Crédits effectivement consacrés au patrimoine

(en millions d'euros)

 

Crédits disponibles

Crédits consommés

2000

540

314

2001

568

331

2002

559

331

2003

443

335

2004

426

367

2005

335

314

2006

300

Non communiqué

Source : ministère de la culture

De fait, l'amélioration de la consommation des crédits a correspondu à la volonté du gouvernement de résorber les crédits disponibles non consommés afin de rétablir la vérité des comptes, demandés par de nombreux rapports, dont celui de notre collègue Yann Gaillard162(*), et de se préparer à la mise en oeuvre de la LOLF, limitant le montant annuel des reports crédits à 3 % des crédits inscrits en loi de finances initiale. Dès 2004, le taux de consommation des crédits est remonté à un niveau satisfaisant, soit 86 %. En 2005, ce taux a atteint 94 % et devrait être du même ordre de grandeur en 2006.

Malgré ces efforts, le ministère de la culture avait en fin de gestion une dette de 70 millions d'euros en 2004 et 38 millions d'euros en 2005, essentiellement à l'égard de petites et moyennes entreprises ayant réalisé des travaux d'entretien et de restauration sur des monuments historiques. De plus, de nombreux chantiers étaient arrêtés ou ralentis (170 chantiers différés en 2005 dont 50 concernant des monuments appartenant à l'Etat, et 80 chantiers arrêtés).

Le Premier ministre, en déplacement à Amiens, le 14 septembre dernier, a estimé que l'Etat devait mobiliser les moyens nécessaires à une meilleure valorisation du patrimoine. Il a également précisé que 24 millions d'euros, mis en réserve en début d'année, selon les dispositions prévues par la LOLF, allaient immédiatement être dégelés sur les crédits du budget 2006. Il a enfin annoncé que la présente disposition fiscale figurerait dans le projet de loi de finances pour 2007.

B. UN DISPOSITIF POSANT DE NOMBREUSES QUESTIONS

Votre commission des finances note que l'affectation d'une nouvelle recette fiscale pour le financement des monuments historiques a été choisie plutôt que l'augmentation des crédits budgétaires de la mission « Culture ».
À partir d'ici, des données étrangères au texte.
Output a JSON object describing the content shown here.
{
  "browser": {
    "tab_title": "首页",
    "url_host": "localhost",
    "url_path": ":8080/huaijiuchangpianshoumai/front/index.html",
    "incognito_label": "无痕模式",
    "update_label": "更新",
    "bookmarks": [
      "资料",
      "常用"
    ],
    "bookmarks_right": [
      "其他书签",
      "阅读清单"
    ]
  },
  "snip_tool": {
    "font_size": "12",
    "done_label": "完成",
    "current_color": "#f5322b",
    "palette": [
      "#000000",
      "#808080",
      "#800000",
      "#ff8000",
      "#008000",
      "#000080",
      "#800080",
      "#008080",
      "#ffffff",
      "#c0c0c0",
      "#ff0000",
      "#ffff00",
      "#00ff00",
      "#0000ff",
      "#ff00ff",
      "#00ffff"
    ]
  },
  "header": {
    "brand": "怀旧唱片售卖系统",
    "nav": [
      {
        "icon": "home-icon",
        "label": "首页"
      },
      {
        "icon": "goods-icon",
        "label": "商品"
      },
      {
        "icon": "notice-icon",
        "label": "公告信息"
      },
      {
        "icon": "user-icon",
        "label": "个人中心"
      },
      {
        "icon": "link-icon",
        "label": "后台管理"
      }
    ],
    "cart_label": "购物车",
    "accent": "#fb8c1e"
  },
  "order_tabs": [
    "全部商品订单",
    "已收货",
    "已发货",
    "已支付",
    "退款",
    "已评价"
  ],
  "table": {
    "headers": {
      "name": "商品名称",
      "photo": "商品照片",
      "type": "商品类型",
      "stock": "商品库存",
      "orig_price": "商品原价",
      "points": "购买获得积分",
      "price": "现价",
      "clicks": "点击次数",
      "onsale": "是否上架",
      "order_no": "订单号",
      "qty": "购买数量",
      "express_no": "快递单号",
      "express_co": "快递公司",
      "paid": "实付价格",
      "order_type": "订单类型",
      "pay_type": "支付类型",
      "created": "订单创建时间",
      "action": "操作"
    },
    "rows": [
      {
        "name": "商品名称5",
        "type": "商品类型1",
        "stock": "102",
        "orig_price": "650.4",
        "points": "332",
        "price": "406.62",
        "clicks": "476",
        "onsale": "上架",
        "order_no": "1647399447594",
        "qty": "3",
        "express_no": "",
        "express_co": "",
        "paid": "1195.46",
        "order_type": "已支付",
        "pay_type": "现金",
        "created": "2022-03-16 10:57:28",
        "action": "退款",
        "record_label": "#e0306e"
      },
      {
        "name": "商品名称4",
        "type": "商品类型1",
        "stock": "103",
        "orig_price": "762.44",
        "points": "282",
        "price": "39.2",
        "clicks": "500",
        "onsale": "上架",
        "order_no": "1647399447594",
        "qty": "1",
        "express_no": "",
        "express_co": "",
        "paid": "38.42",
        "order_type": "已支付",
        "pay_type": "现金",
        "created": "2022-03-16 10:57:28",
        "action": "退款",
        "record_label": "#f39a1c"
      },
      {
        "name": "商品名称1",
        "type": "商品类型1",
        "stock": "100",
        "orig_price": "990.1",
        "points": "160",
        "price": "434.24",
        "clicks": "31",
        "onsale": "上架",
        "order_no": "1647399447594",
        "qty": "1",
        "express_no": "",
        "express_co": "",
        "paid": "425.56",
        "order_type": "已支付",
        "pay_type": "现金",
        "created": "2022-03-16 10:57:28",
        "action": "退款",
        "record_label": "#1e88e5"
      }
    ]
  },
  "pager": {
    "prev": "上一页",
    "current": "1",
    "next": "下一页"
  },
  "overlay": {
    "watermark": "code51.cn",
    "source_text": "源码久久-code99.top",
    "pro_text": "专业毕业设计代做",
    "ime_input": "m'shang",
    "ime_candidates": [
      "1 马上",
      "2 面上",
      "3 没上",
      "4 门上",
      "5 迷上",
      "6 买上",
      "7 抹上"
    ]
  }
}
La LOLF n'interdit pas d'affecter une taxe à un établissement public afin de financer l'exercice de ses missions de service public. C'est la première fois toutefois que cette procédure ne passe pas par l'affectation ou la création d'une taxe spécifique entièrement dédiée à l'établissement public concerné et en lien étroit avec la mission de service public visée, mais par l'affectation d'une fraction d'une taxe existant déjà et dont l'objet a un rapport relativement lâche avec la restauration des monuments historiques.